Глава 3

* * *

Москва. Лубянка.

Переговорив с Ивлевым, капитан Румянцев с такой злостью шмякнул трубку на телефонный аппарат, что сам испугался, не повредил ли казенное имущество? Поспешно снял трубку и прислушался, гудит, слава богу. Не хватало ещё аппарат разбить из-за этих болванов!

Он поднялся и пошёл к полковнику Воронину.

— Разрешите, Павел Евгеньевич? — приоткрыл он дверь к нему в кабинет.

— Проходи, Олег. Что стряслось? По лицу вижу…

— Да, Павел Евгеньевич!.. Ивлев ходил сегодня на радио устраиваться, так его там приняли за какого-то пацана. Сказали — а с чего ты, вообще, взял, что можешь на радио работать по серьезным темам? А начни с «Пионерской зорьки» сначала, попой песни для костра с пионерами…

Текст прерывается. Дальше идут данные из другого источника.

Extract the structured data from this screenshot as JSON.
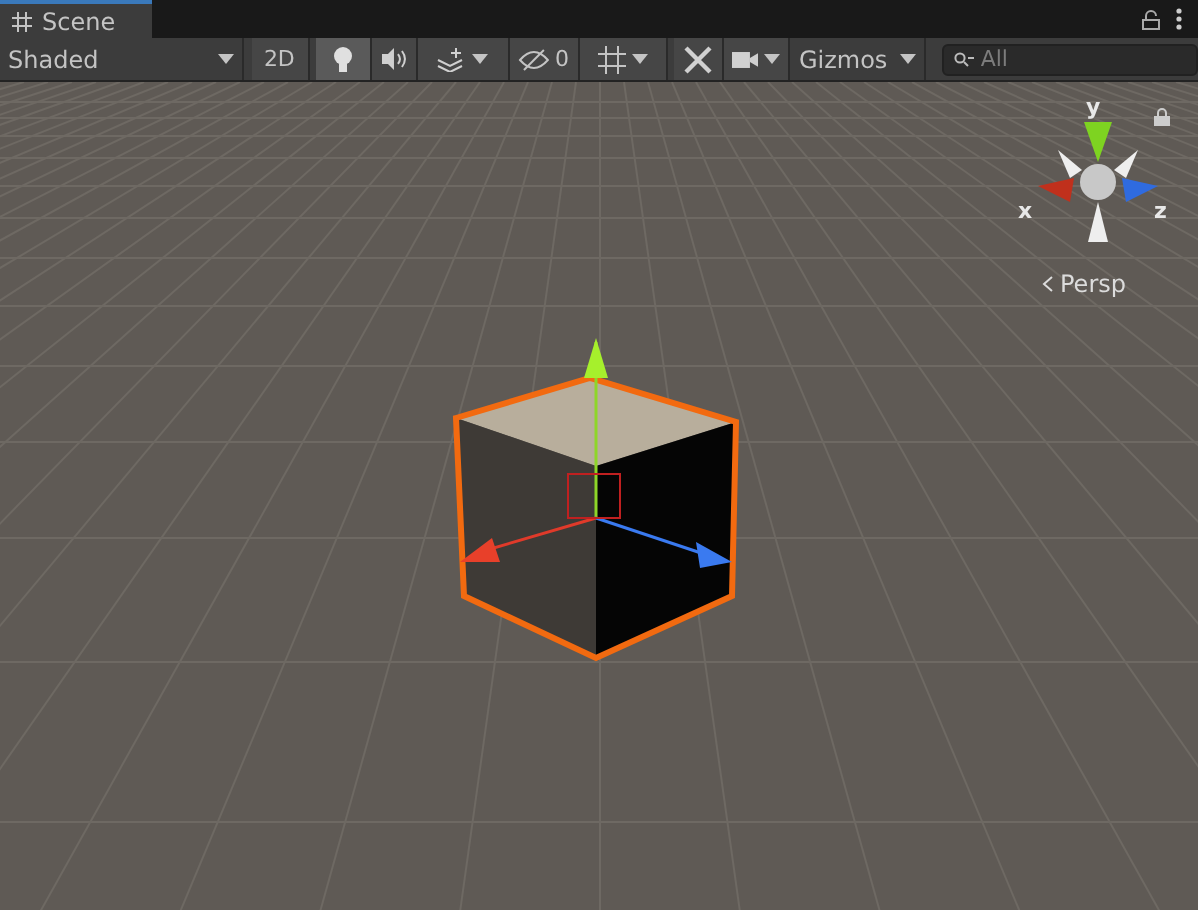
{
  "tabs": [
    {
      "label": "Scene",
      "selected": true
    }
  ],
  "toolbar": {
    "shading": "Shaded",
    "toggles": [
      {
        "kind": "mode2d",
        "label": "2D",
        "on": false
      },
      {
        "kind": "light",
        "on": true
      },
      {
        "kind": "audio",
        "on": false
      },
      {
        "kind": "effects",
        "on": false
      },
      {
        "kind": "hidden",
        "label": "0",
        "on": false
      },
      {
        "kind": "grid",
        "on": false
      },
      {
        "kind": "tools",
        "on": false
      },
      {
        "kind": "camera",
        "on": false
      }
    ],
    "gizmos": "Gizmos",
    "search": {
      "placeholder": "All"
    }
  },
  "orientation_gizmo": {
    "axes": [
      {
        "kind": "y",
        "label": "y"
      },
      {
        "kind": "x",
        "label": "x"
      },
      {
        "kind": "z",
        "label": "z"
      }
    ],
    "projection": "Persp"
  }
}
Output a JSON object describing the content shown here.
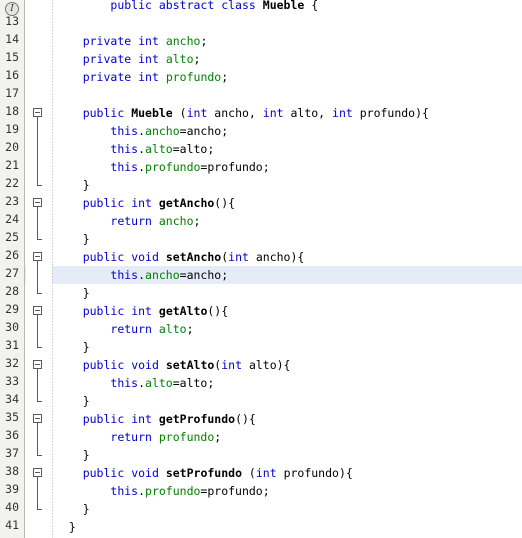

— Не понял, почему? — удивился полковник. У него в планах была работа на более сознательную аудиторию, хотя бы, старшеклассники. — Какие еще пионеры?

— Боюсь, Павел Евгеньевич, это мой звонок неправильно поняли, — понурив голову, проговорил Румянцев. — Там же от нас майор Золотов сидит, вот он и отнесся к словам капитана несерьезно, похоже. Может, он решил, что я племянника какого-то своего протащить пытаюсь к ним на радио… Или сына друга какого… Вот, если бы вы сами позвонили, думаю, там к Ивлеву совсем другое отношение было бы.

— А ты на меня ссылался?

— Да, конечно. Видимо, не поверил Золотов, решил, что я сам придумал…

— Племянника? Сына? Золотов что, слишком давно там сидит, что ли? Проникся, общаясь с интеллигенцией, духом свободомыслия, что такое приказ, забыл? Ну, я ему покажу! — разозлился Воронин.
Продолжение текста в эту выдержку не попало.